- Theatrical release poster
- Directed by: Kevin Tent
- Written by: Jeremy Catalino
- Produced by: William Horberg; Lauren Bratman;
- Starring: Domhnall Gleeson; Christina Applegate; Thomas Haden Church; Nina Dobrev;
- Cinematography: Seamus Tierney
- Edited by: Franco Pante
- Music by: Rolfe Kent
- Production companies: Wonderful Films; Indomitable Entertainment; Windowseat Entertainment;
- Distributed by: Destination Films; Vertical Entertainment;
- Release date: September 25, 2017 (United States);
- Running time: 93 minutes
- Country: United States
- Language: English

= Crash Pad =

Crash Pad is a 2017 American comedy film directed by Kevin Tent, from a screenplay by Jeremy Catalino. It stars Domhnall Gleeson, Christina Applegate, Thomas Haden Church and Nina Dobrev.
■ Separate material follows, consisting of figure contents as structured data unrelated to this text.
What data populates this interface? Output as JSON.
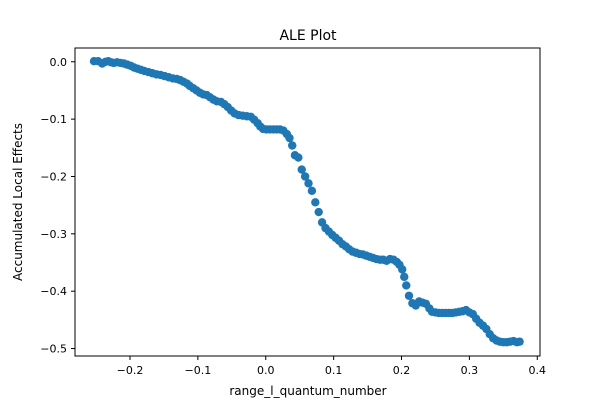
{
  "chart_data": {
    "type": "scatter",
    "title": "ALE Plot",
    "xlabel": "range_l_quantum_number",
    "ylabel": "Accumulated Local Effects",
    "xlim": [
      -0.281,
      0.404
    ],
    "ylim": [
      -0.513,
      0.024
    ],
    "xticks": [
      -0.2,
      -0.1,
      0.0,
      0.1,
      0.2,
      0.3,
      0.4
    ],
    "xtick_labels": [
      "−0.2",
      "−0.1",
      "0.0",
      "0.1",
      "0.2",
      "0.3",
      "0.4"
    ],
    "yticks": [
      0.0,
      -0.1,
      -0.2,
      -0.3,
      -0.4,
      -0.5
    ],
    "ytick_labels": [
      "0.0",
      "−0.1",
      "−0.2",
      "−0.3",
      "−0.4",
      "−0.5"
    ],
    "grid": false,
    "legend": false,
    "marker_color": "#1f77b4",
    "points": [
      [
        -0.253,
        0.001
      ],
      [
        -0.247,
        0.001
      ],
      [
        -0.241,
        -0.003
      ],
      [
        -0.236,
        0.0
      ],
      [
        -0.232,
        0.001
      ],
      [
        -0.228,
        -0.001
      ],
      [
        -0.224,
        -0.002
      ],
      [
        -0.219,
        -0.001
      ],
      [
        -0.214,
        -0.002
      ],
      [
        -0.209,
        -0.003
      ],
      [
        -0.204,
        -0.005
      ],
      [
        -0.199,
        -0.007
      ],
      [
        -0.194,
        -0.01
      ],
      [
        -0.189,
        -0.012
      ],
      [
        -0.184,
        -0.014
      ],
      [
        -0.179,
        -0.016
      ],
      [
        -0.173,
        -0.018
      ],
      [
        -0.167,
        -0.02
      ],
      [
        -0.161,
        -0.022
      ],
      [
        -0.155,
        -0.023
      ],
      [
        -0.149,
        -0.025
      ],
      [
        -0.143,
        -0.027
      ],
      [
        -0.137,
        -0.029
      ],
      [
        -0.131,
        -0.03
      ],
      [
        -0.126,
        -0.032
      ],
      [
        -0.121,
        -0.035
      ],
      [
        -0.116,
        -0.038
      ],
      [
        -0.112,
        -0.042
      ],
      [
        -0.107,
        -0.046
      ],
      [
        -0.102,
        -0.05
      ],
      [
        -0.097,
        -0.054
      ],
      [
        -0.092,
        -0.057
      ],
      [
        -0.087,
        -0.058
      ],
      [
        -0.082,
        -0.062
      ],
      [
        -0.077,
        -0.066
      ],
      [
        -0.072,
        -0.069
      ],
      [
        -0.066,
        -0.07
      ],
      [
        -0.061,
        -0.074
      ],
      [
        -0.056,
        -0.079
      ],
      [
        -0.051,
        -0.085
      ],
      [
        -0.046,
        -0.09
      ],
      [
        -0.04,
        -0.093
      ],
      [
        -0.034,
        -0.094
      ],
      [
        -0.028,
        -0.095
      ],
      [
        -0.022,
        -0.096
      ],
      [
        -0.017,
        -0.101
      ],
      [
        -0.012,
        -0.107
      ],
      [
        -0.008,
        -0.113
      ],
      [
        -0.004,
        -0.117
      ],
      [
        0.001,
        -0.118
      ],
      [
        0.006,
        -0.118
      ],
      [
        0.011,
        -0.118
      ],
      [
        0.016,
        -0.118
      ],
      [
        0.021,
        -0.118
      ],
      [
        0.026,
        -0.12
      ],
      [
        0.031,
        -0.126
      ],
      [
        0.035,
        -0.133
      ],
      [
        0.039,
        -0.146
      ],
      [
        0.043,
        -0.163
      ],
      [
        0.048,
        -0.167
      ],
      [
        0.053,
        -0.188
      ],
      [
        0.058,
        -0.2
      ],
      [
        0.063,
        -0.212
      ],
      [
        0.068,
        -0.225
      ],
      [
        0.073,
        -0.245
      ],
      [
        0.078,
        -0.262
      ],
      [
        0.083,
        -0.28
      ],
      [
        0.088,
        -0.29
      ],
      [
        0.093,
        -0.296
      ],
      [
        0.098,
        -0.302
      ],
      [
        0.103,
        -0.307
      ],
      [
        0.108,
        -0.312
      ],
      [
        0.113,
        -0.318
      ],
      [
        0.118,
        -0.322
      ],
      [
        0.123,
        -0.327
      ],
      [
        0.128,
        -0.331
      ],
      [
        0.133,
        -0.333
      ],
      [
        0.138,
        -0.335
      ],
      [
        0.143,
        -0.336
      ],
      [
        0.148,
        -0.338
      ],
      [
        0.153,
        -0.34
      ],
      [
        0.158,
        -0.342
      ],
      [
        0.163,
        -0.344
      ],
      [
        0.168,
        -0.345
      ],
      [
        0.173,
        -0.345
      ],
      [
        0.178,
        -0.347
      ],
      [
        0.183,
        -0.344
      ],
      [
        0.188,
        -0.345
      ],
      [
        0.193,
        -0.349
      ],
      [
        0.197,
        -0.354
      ],
      [
        0.201,
        -0.362
      ],
      [
        0.204,
        -0.375
      ],
      [
        0.207,
        -0.39
      ],
      [
        0.211,
        -0.408
      ],
      [
        0.216,
        -0.421
      ],
      [
        0.221,
        -0.425
      ],
      [
        0.226,
        -0.418
      ],
      [
        0.231,
        -0.42
      ],
      [
        0.236,
        -0.422
      ],
      [
        0.241,
        -0.43
      ],
      [
        0.245,
        -0.436
      ],
      [
        0.25,
        -0.437
      ],
      [
        0.255,
        -0.438
      ],
      [
        0.26,
        -0.438
      ],
      [
        0.265,
        -0.438
      ],
      [
        0.27,
        -0.438
      ],
      [
        0.275,
        -0.438
      ],
      [
        0.28,
        -0.437
      ],
      [
        0.285,
        -0.436
      ],
      [
        0.29,
        -0.435
      ],
      [
        0.295,
        -0.433
      ],
      [
        0.3,
        -0.437
      ],
      [
        0.305,
        -0.44
      ],
      [
        0.31,
        -0.448
      ],
      [
        0.315,
        -0.455
      ],
      [
        0.32,
        -0.46
      ],
      [
        0.325,
        -0.466
      ],
      [
        0.33,
        -0.475
      ],
      [
        0.335,
        -0.482
      ],
      [
        0.34,
        -0.486
      ],
      [
        0.345,
        -0.488
      ],
      [
        0.35,
        -0.489
      ],
      [
        0.355,
        -0.489
      ],
      [
        0.36,
        -0.488
      ],
      [
        0.365,
        -0.487
      ],
      [
        0.37,
        -0.489
      ],
      [
        0.374,
        -0.488
      ]
    ]
  }
}
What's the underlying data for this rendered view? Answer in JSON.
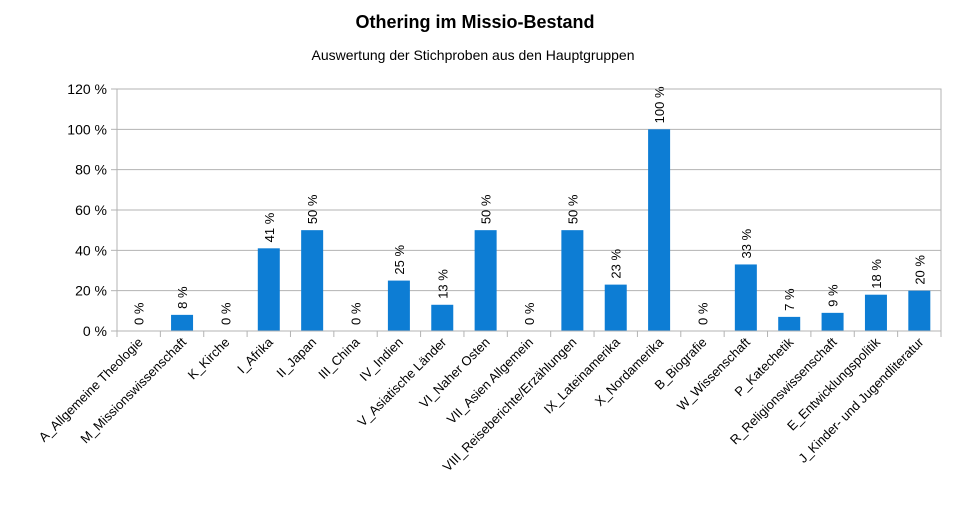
{
  "chart_data": {
    "type": "bar",
    "title": "Othering im Missio-Bestand",
    "subtitle": "Auswertung der Stichproben aus den Hauptgruppen",
    "xlabel": "",
    "ylabel": "",
    "ylim": [
      0,
      120
    ],
    "ytick_step": 20,
    "yticks": [
      "0 %",
      "20 %",
      "40 %",
      "60 %",
      "80 %",
      "100 %",
      "120 %"
    ],
    "grid": true,
    "bar_color": "#0d7dd4",
    "categories": [
      "A_Allgemeine Theologie",
      "M_Missionswissenschaft",
      "K_Kirche",
      "I_Afrika",
      "II_Japan",
      "III_China",
      "IV_Indien",
      "V_Asiatische Länder",
      "VI_Naher Osten",
      "VII_Asien Allgemein",
      "VIII_Reiseberichte/Erzählungen",
      "IX_Lateinamerika",
      "X_Nordamerika",
      "B_Biografie",
      "W_Wissenschaft",
      "P_Katechetik",
      "R_Religionswissenschaft",
      "E_Entwicklungspolitik",
      "J_Kinder- und Jugendliteratur"
    ],
    "values": [
      0,
      8,
      0,
      41,
      50,
      0,
      25,
      13,
      50,
      0,
      50,
      23,
      100,
      0,
      33,
      7,
      9,
      18,
      20
    ],
    "data_labels": [
      "0 %",
      "8 %",
      "0 %",
      "41 %",
      "50 %",
      "0 %",
      "25 %",
      "13 %",
      "50 %",
      "0 %",
      "50 %",
      "23 %",
      "100 %",
      "0 %",
      "33 %",
      "7 %",
      "9 %",
      "18 %",
      "20 %"
    ]
  }
}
It was released through video on demand on September 25, 2017, before opening in a limited release on October 27, 2017, by Destination Films and Vertical Entertainment.

==Plot==
A hopeless romantic thinks he's found true love with an older woman, only to learn that she's married and that his fling is merely an instrument of revenge against her neglectful husband.

==Cast==
- Domhnall Gleeson as Stensland
- Thomas Haden Church as Grady Dott
- Christina Applegate as Morgan Dott
- Nina Dobrev as Hannah
- Dan Gill as Lyle
- James Yi as Mr. Laframboise
- Balinder Johal as Muumuu
- Britt Irvin as Carrie
- Anna Van Hooft as Samantha
- Anja Savcic as Peggy the Pony Snuggler
- Aliyah O'Brien as Female Bartender
- Julian Christopher as Billy Ocean

==Production==
In October 2015, it was announced Domhnall Gleeson, Christina Applegate, Thomas Haden Church and Nina Dobrev had been cast in the film, with Kevin Tent making his directorial debut from a screenplay by Jeremy Catalino. Alexander Payne will serve as an executive producer on the film, alongside William Horberg, Lauren Bratman, Dominic Ianno, Jon Ferro, Stuart Pollok, Joseph McKelheer, Bill Kiely, and Vicki Sotheran under their Wonderful Films, Indomitable Entertainment, Windowseat Entertainment and Sodona Entertainment banners respectively.

==Release==
The film was released through video on demand on September 25, 2017, before opening in a limited release on October 27, 2017, by Vertical Entertainment and Destination Films.

===Critical reception===
Crash Pad received mixed reviews from film critics. It holds a 54% approval rating on review aggregator website Rotten Tomatoes, based on 13 reviews, with a weighted average of 5.07/10. On Metacritic, the film holds a rating of 46 out of 100, based on 5 critics, indicating "mixed or average" reviews.